What other possible explanation can there be for how amazingly similar most cars look?
It’s a reasonable question. At any given point in styling history, you can find the same recurring themes in cars supposedly designed a world apart. Oh, there are some visible small-volume exceptions, but most models produced in large quantities have a certain homogeneous character. This isn’t because designers can’t think of anything interesting to show us, it’s because the narrow and restrictive requirements of mass production and the surprisingly unpredictable nature of the public taste make it so.
Automotive styling is by necessity a fine, high-stakes balancing act. Lead times are long, and predicting future tastes is a black art. To get a feel for this, try to picture what sort of styling will be popular in model years 1997 through 2000. That’s the stuff they’re working on now; you’d better start sketching right away, because the people in Product Planning and Engineering will want to see what you’ve come up with by the end of the week.
There are no easy answers. Suppose you’re working on a nice little high volume coupe. You’ll want something that causes a stir when it hits the market, but will wear well during a four-year model run. You’ve got to try to beat the 18-month barrier, which seems to be the usual honeymoon period a competently styled new car enjoys before it starts to look like some relic Charlton Heston would’ve dug up in Planet of the Apes.

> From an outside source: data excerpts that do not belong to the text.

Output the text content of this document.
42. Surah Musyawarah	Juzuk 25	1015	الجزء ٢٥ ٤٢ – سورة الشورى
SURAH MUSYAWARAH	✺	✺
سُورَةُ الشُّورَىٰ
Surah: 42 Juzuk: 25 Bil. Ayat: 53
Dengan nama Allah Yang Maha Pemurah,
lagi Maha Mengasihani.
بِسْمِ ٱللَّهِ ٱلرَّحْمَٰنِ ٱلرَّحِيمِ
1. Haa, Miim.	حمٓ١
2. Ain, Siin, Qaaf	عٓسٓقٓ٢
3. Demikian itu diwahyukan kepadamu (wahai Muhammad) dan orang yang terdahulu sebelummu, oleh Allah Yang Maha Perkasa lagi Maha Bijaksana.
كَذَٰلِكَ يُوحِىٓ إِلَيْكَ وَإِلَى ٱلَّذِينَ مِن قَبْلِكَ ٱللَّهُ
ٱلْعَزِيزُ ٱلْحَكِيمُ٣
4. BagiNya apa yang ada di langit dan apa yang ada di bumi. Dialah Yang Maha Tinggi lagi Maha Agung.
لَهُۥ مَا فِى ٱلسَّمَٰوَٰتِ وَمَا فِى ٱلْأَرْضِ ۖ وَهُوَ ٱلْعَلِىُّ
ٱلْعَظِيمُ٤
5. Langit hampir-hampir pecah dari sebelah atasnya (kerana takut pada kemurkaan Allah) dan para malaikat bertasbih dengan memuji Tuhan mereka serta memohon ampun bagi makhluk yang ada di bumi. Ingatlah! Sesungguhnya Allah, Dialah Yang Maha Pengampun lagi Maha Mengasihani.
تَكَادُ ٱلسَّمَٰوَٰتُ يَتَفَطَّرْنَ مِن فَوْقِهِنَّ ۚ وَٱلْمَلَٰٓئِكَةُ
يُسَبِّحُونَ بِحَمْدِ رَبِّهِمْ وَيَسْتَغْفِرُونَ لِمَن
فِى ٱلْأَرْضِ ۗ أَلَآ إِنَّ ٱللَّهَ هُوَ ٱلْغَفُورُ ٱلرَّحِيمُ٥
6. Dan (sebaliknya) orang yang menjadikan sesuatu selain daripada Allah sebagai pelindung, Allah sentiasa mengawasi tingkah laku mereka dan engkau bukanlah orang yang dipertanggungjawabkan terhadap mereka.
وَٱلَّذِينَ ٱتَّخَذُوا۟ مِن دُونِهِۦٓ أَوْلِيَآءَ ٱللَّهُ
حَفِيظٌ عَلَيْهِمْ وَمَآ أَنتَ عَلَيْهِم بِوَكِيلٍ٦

Daring styling gets old fast, and it’s harder to hit the moving target of public taste with a high-power pin-point shot; if you miss, you really miss. It’s more effective to lay down a shotgun blast – you get better coverage that way, even if you’re a little off the mark. The downside of this is that we end up with a largely homogeneous crop of new cars each year. The upside is that most of these designs wear like gray pinstripe suits – inocuous but workable.

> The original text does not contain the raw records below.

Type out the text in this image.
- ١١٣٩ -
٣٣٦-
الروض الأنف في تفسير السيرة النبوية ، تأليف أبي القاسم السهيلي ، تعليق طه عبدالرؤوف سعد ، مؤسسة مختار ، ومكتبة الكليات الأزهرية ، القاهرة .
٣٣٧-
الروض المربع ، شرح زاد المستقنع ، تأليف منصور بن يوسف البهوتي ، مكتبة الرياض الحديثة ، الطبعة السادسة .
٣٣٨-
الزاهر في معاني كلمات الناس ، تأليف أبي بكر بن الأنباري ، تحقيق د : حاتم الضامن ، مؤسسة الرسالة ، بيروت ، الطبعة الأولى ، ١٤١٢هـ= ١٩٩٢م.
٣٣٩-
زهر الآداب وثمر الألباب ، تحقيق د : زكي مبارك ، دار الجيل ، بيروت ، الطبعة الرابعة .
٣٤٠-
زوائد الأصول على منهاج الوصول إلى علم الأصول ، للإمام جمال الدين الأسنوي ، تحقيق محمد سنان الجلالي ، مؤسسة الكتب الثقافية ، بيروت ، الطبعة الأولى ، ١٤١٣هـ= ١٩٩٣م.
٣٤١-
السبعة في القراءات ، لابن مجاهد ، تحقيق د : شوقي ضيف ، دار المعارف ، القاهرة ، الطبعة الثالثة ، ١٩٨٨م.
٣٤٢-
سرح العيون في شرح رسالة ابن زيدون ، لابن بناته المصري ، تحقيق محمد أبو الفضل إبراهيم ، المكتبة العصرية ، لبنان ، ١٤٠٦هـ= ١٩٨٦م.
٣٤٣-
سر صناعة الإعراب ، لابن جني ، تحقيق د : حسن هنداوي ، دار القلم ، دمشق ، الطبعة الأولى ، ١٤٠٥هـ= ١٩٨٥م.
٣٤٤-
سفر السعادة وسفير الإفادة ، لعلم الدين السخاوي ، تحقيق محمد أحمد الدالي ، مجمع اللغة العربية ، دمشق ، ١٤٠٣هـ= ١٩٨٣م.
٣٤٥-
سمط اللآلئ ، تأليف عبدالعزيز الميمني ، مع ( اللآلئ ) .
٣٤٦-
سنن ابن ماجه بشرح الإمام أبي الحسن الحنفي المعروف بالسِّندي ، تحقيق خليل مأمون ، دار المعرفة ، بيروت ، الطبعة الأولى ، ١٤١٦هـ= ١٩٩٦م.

The glory days of bland, interchangeable styling are numbered, however. As manufacturers move inexorably toward greater market segmentation, they’ll pursue us with smaller-volume models able to take a more daring approach. This will be a good thing for people who like pretty cars, because there will be more to choose from.
My only fear is that the stylists will keep right on attending those monthly beer-drinking sessions and every one of those daring, low-volume cars in the late 90’s will look just like the Dodge Viper.